What about them? The truth is that most of the time they won't do a thing - they'll just conform. And that's a problem. A big one. We're big on conforming in the church, even if we claim not to be. Without realizing it, we send out a vibe that says, "We love the idea of growth and change, but we're not so hot on actually growing and changing." We toss around new ideas that never find their way out of a session meeting or committee; we claim to want to move into the future but can't get over the grief involved in letting go of the past; we say we want the church to attract new people but are content with telling them to come to us, rather than going out and meeting them where they are.
I'm so thankful that girl didn't conform to my choir. I'm glad she sang her own harmony and made the song much more beautiful than I ever could. And you know why it worked? It worked because she wasn't just singing something crazy and contradictory. She was paying attention to and listening to the voices around her, adding hew new voice in the mix in a way that complemented theirs. This wasn't an individual excursion, it was a communal affair. As it should be with the church.
Sounds funny to say, but we all need to be blue-eyed, pony-tailed sixth graders. Finding our voice in the church and letting it shine. Taking that "time and talent" sheet and writing a space at the bottom that says, "OTHER." Sensing the opportunity to take something that's good and make it even better. And then just doing it. Doing it whether we're given permission to our not.
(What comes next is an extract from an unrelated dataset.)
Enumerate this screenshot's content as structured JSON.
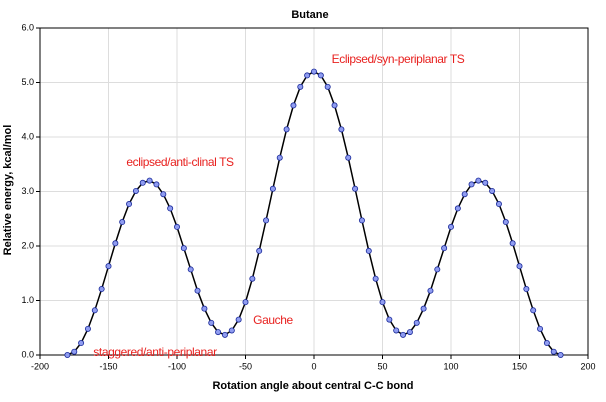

Doing it even when other voices within (and even out) are telling us to clam up; don't do anything crazy; just play the game, just sing the part, just conform.
The question for leaders in the church, then, is this: how do we equip our membership to not only think outside of the box but act out of it as well? How do we help people find their own unique voice in the mission of kingdom-building and sing their own part loud and proud? How do we give permission for people to dream up what is next for the church?
I think the key lies in preaching, teaching, and cultivating conversations about precisely the need for people to dream up what hasn't been created yet. I think it lies in giving them permission, as many times as needed, to not only latch onto the "new thing" God is doing in their midst (thank you, Isaiah), but to help them be aware that there is a new thing. And I think when they actually do sing something new, we need to resist the instinct to bring them back into compliance. Instead, we ought to recognize how beautiful it really is, and celebrate that with them; and then equip and encourage them to keep doing it.
The church of today and tomorrow will grow only if we choose to sing a part that hasn't been created yet.
That's what a blue-eyed, pony-tailed sixth grader taught me today. I wonder what she can teach you.
The music during worship on Sunday at Maryville was beautiful. Your gifts are amazing and you seem to use them to maximum potential...a fine example for all those young souls watching you. My prayer is that I can be as tuned in to God's "nudgings" as you are, and act upon them as you have done. The blue-eyed rising sixth grader is my daughter, Cybil. She sings all the time. Watching her use the gifts God gave her, worshiping, praising, singing with a pure joyful look on her face, joining with others doing the same, took me to a deep place of worship and gratitude. Thank you God for all your beautiful, bountiful blessings and especially for servants like Steve Lindsley! Now I’m contemplating, how can what you’ve written inspire us to serve in our daily lives led by God’s voice and not so much what we’re in the habit of doing. Thank you for your work at MS Montreat and thank you for encouraging Cybil to sing out as she was led. God Bless You
Posted by: Hope Campbell | July 29, 2013 at 10:24 AM
Hope - please tell Cybil I said "Hey" and thanks for all she did for the choir! The whole week was a wonderful experience, including the leadership. Great things happening in God's church!